Robert didn’t know what to think. He suspected that the Russians wouldn’t play nice for long, and his heart went out to all those people who would remain stranded while he was tinkering with broken bombers.

There was a little piece of consolation. Having lagged behind him all the way from USSTAF headquarters via the War Department and England, the news finally caught up with him—he had been awarded the Distinguished Flying Cross. A token of appreciation for thirty-five combat missions’ worth of outstanding service.

Robert’s spirits couldn’t be kept low for too long; he was cheered to discover that Lieutenant Tillman and his crew were still at Poltava, as large as life and full of beans. They were still waiting for the transport that would take them on the circuitous route back to England. They greeted Robert even more like an old friend than they had at Staszów. Tillman had a camera, and was making a record of his adventure. He snapped Robert’s picture on the step outside the Operations Office. Robert, enjoying the atmosphere of bonhomie, gave the camera a big smile, but the weariness in his eyes couldn’t be disguised.

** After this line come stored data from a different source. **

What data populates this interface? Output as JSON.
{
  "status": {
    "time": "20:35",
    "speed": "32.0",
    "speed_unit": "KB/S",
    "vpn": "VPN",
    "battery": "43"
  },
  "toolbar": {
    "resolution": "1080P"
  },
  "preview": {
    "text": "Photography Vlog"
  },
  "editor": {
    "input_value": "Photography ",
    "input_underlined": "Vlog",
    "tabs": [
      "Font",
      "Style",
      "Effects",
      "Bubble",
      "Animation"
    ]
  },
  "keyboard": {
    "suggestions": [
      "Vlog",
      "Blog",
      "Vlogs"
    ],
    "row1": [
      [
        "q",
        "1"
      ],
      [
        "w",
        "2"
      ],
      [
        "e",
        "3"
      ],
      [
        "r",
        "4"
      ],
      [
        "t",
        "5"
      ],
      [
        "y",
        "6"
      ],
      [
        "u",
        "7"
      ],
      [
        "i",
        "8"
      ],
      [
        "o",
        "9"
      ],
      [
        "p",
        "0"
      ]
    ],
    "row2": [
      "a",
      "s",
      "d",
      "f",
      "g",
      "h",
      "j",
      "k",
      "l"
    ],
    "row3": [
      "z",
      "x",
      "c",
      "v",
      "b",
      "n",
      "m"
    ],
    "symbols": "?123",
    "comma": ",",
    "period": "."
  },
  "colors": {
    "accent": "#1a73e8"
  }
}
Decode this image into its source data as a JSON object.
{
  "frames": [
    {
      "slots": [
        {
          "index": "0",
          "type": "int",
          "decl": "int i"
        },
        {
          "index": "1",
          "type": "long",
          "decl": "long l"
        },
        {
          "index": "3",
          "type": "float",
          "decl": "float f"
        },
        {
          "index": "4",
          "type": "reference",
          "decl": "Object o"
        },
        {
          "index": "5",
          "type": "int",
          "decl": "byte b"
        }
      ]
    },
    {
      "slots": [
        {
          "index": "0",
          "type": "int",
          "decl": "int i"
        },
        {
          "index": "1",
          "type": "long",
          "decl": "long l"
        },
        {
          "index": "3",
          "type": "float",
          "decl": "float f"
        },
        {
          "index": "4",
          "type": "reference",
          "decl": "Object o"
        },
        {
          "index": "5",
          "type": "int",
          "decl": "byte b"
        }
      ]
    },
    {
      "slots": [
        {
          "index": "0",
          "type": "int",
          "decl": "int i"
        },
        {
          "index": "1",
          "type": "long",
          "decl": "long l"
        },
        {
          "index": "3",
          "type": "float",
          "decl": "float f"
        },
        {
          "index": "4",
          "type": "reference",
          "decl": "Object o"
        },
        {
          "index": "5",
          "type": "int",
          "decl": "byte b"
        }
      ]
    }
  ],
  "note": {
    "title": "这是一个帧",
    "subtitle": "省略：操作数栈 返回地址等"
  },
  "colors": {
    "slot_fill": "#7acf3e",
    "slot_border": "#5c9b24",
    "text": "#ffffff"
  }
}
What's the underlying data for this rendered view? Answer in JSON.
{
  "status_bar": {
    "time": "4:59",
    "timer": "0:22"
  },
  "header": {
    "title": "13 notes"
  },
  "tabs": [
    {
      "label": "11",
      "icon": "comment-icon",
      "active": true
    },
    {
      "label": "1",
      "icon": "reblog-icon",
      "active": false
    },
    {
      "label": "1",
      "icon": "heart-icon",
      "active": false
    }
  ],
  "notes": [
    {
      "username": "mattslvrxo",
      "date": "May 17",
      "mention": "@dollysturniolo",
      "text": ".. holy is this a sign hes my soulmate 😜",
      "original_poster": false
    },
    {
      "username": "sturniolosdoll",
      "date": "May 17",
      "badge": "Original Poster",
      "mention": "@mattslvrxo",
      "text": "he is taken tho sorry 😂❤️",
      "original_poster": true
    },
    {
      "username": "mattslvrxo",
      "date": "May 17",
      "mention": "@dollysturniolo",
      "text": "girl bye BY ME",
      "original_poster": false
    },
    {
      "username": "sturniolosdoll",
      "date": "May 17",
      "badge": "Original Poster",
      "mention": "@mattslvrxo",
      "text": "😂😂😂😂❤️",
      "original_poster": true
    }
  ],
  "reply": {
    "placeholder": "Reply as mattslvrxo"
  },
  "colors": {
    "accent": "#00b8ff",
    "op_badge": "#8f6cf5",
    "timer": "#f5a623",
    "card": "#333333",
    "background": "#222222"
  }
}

A dollar bill was produced—possibly one of the ones Robert had given them—and made into a short snorter, passing from hand to hand for everyone to put their signatures on. The tradition had begun back in the 1920s but had caught on in a big way in World War II. A traditional short snorter was meant to commemorate a journey by air; everyone on board would sign the bill, and the owner would preserve it. During the war, servicemen had begun using them as autograph books, picking up the signatures of people they met on their travels, scrawled any which way, all over the back and front of the bill.

Tillman signed the front “Lt A. A. Tillman, Air Corps,” and copilot Stan Neese added his name beside it. Next came navigator Cornelius F. Daly, squeezed into the gap along the top edge. Robert inscribed “R. M. Trimble, Capt. A.C.” on the back, and in the margin, in commemoration of the rescue from Staszów, he added “Fighting Bastard of the Ukraine—25 Feb 45.”

Only the officers signed the snorter. (There were social barriers even among combat airmen.) Robert didn’t notice who had produced the bill, and didn’t see who kept it. The snorter went on its way, gathering more signatures, and eventually vanished and was forgotten, along with the other human minutiae of the war.

That day in 1945, Robert was again conscious of the gap that separated him from these other young men. Horsing around, posing for pictures, they seemed so carefree. Physically they were hardly more than boys, with the innocence of childhood still in them; but they were also men of war. Their bombs had inflicted death and devastation. They had seen friends die; they had faced death themselves and withstood it, and would go on to face it again and again before this war was done, and maybe succumb. And yet they were still youths at heart, each man believing himself the immortal center of his own universe.

It was only when you saw the suffering and the aftermath up close, lived among it, and knew that your own world and everything in it was just as vulnerable to the inferno—only then did you discover your place and your purpose. Robert Trimble had been to the abyss, and looked over the edge, and could never see anything the same way again.